Figure 1: Encode a peptide sequence into distribution patterns of 7-type & 3-class of physiochemical properties.

Using our collection of large and diverse set of AMP/non-AMP data (3268/166791 sequences), we evaluated 19 random forest classifiers with different positive:negative data ratios by 10-fold cross-validation. Our optimal model, AmPEP with 1:3 data ratio achieved a very high accuracy of 96%, MCC of 0.9, AUC-ROC of 0.99 and Kappa statistic of 0.9. Descriptor analysis by Pearson correlation coefficients of AMP/non-AMP distributions revealed that reduced feature sets (from full-feature of 105 to minimal-feature of 23) can achieve comparable performance in all aspects except some reductions in precision. Furthermore, AmPEP achieved high performance in terms of AUC-ROC (0.995), AUC-PR (0.957), MCC (0.921) and kappa (0.962) using a benchmark dataset. Our performance is 1-5% better than two published methods iAMPpred and iAMP-2L.

Figure 2: The prediction model of AmPEP is based on random forest (originally implemented in MATLAB, but now in R for online server).

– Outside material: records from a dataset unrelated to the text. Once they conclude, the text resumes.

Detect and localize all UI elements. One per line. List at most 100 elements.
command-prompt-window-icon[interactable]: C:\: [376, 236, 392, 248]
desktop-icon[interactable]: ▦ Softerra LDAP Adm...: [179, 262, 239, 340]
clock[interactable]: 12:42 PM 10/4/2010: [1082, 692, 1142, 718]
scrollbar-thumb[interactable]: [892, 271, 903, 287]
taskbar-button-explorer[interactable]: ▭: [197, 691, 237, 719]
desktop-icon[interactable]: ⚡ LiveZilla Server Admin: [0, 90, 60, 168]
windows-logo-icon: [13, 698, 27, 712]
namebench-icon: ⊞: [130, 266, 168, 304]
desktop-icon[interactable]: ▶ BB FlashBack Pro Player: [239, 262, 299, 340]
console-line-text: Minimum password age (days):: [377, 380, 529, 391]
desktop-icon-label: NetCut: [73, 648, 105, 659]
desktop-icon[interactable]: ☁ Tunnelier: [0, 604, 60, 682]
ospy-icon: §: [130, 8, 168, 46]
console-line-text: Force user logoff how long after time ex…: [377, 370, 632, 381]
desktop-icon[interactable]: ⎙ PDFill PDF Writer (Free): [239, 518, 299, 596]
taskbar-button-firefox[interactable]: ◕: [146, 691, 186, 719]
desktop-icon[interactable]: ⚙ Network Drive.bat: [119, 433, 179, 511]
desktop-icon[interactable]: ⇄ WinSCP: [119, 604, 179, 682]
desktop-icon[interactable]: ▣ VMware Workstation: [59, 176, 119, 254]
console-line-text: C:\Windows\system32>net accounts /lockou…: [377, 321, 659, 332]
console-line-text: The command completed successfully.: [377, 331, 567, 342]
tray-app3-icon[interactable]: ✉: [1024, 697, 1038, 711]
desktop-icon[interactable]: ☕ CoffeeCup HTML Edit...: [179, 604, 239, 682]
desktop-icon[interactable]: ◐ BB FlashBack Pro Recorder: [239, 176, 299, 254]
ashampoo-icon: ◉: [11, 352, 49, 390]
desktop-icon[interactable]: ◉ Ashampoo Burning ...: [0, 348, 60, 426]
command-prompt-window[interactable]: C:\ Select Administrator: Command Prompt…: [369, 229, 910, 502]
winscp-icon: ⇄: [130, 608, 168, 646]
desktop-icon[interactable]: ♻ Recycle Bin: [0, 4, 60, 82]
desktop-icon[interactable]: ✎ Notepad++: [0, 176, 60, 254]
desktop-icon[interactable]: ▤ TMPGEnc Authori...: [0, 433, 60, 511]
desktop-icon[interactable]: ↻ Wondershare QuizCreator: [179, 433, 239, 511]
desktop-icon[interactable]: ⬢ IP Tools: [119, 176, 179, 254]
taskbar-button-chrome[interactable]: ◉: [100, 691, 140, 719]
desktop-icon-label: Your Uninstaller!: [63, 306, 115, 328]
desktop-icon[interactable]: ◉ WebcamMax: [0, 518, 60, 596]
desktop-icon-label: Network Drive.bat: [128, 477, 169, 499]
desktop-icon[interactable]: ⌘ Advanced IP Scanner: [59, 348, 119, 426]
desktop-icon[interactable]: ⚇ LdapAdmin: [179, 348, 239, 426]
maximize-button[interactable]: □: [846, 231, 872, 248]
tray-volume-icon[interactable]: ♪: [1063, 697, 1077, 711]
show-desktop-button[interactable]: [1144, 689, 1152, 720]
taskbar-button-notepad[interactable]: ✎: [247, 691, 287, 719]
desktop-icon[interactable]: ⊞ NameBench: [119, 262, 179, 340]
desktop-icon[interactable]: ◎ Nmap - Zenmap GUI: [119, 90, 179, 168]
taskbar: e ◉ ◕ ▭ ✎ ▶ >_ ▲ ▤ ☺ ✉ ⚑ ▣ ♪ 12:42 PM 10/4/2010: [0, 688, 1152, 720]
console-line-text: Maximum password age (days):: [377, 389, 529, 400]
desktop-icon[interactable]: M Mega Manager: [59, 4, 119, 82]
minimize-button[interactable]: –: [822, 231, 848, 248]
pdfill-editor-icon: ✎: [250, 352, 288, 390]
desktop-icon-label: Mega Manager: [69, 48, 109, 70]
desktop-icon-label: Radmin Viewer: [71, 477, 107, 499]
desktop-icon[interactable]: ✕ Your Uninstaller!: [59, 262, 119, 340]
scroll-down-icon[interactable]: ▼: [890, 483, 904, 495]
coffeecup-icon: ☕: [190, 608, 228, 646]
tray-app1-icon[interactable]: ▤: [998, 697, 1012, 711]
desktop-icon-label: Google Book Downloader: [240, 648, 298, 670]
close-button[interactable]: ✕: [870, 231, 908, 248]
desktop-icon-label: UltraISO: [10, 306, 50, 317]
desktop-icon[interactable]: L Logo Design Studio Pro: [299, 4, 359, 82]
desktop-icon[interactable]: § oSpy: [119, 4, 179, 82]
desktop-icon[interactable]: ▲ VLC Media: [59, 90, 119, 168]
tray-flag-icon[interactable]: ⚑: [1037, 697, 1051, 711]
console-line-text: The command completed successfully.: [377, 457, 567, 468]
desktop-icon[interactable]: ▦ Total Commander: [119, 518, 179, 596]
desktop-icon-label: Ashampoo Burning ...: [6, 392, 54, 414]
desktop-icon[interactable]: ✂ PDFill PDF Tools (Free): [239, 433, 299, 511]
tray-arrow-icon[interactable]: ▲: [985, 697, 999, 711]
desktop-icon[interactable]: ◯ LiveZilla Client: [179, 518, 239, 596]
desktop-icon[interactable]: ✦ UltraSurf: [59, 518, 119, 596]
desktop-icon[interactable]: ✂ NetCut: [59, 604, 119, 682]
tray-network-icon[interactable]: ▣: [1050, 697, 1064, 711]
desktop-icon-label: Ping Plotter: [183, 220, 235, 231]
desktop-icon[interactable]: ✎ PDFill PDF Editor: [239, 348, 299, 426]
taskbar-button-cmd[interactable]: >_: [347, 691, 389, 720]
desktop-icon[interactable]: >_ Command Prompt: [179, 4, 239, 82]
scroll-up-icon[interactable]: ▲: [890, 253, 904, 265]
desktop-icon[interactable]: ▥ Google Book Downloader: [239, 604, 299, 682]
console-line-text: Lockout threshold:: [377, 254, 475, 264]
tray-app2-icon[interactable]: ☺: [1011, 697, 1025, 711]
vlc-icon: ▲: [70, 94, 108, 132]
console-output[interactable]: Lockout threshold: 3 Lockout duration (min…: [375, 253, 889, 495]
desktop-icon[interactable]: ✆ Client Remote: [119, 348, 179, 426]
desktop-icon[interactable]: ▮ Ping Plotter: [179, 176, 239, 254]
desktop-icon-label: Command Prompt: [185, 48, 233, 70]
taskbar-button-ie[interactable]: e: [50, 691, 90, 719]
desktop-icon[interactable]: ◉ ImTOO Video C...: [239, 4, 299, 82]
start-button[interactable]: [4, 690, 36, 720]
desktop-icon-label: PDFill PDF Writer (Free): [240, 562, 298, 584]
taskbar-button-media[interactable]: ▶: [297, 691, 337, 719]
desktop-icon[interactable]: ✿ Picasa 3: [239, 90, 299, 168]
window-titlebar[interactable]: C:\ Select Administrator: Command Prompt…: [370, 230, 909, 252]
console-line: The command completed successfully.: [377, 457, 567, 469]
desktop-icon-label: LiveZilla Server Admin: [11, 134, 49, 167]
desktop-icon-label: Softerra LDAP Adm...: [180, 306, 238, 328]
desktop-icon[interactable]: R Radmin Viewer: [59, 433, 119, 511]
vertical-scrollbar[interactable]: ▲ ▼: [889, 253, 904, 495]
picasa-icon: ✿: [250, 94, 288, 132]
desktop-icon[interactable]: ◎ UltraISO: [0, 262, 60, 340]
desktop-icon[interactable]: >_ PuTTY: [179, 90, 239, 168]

This online prediction model has been reimplemented in R and tested to achieve very close accuracy to our original MATLAB implementation used for publication. If you want to run the MATLAB code yourself, feel free to download it from here. A re-implementation of the AmPEP with Python is also available here.

Reference

Bhadra, P.; Yan, J.; Li, J.; Fong, S.; Siu, Shirley W. I.*

AmPEP: Sequence-based prediction of antimicrobial peptides using distribution patterns of amino acid properties and random forest.

Scientific Reports 2018, 8, 1697.

BERT-AmPEP60 - ProtBERT fine-tuned IC50 AMP prediction models for Escherichia coli and Staphylococcus aureus

ProtBERT finetuned AMP regressors: Antimicrobial Peptide Activity Prediction for sequences with 5 to 60 residues

We proposed a deep learning model based on the fine-tuned Bidirectional Encoder Representations from Transformers (BERT) architecture to extract embedding features from input sequences and predict minimum inhibitory concentrations (MICs) for target bacterial species. Using the transfer learning strategy, we built regression models for Escherichia coli (EC) and Staphylococcus aureus (SA) using data curated from DBAASP. In five independent experiments with 10% leave-out sequences as test sets, the optimal EC and SA models achieved an average mean squared error of 0.2664 and 0.7530 (log µM), respectively. They also showed a Pearson’s correlation coefficient of 0.7955 and 0.7530, and a Kendall’s tau coefficient of 0.5797 and 0.5222, respectively.

Figure 5: Overview of the proposed model. Each amino acid sequence is first tokenized for data representation, and the BERT encoder layers derived from the pre-trained ProtBERT model are fine-tuned for the downstream AMP regression task.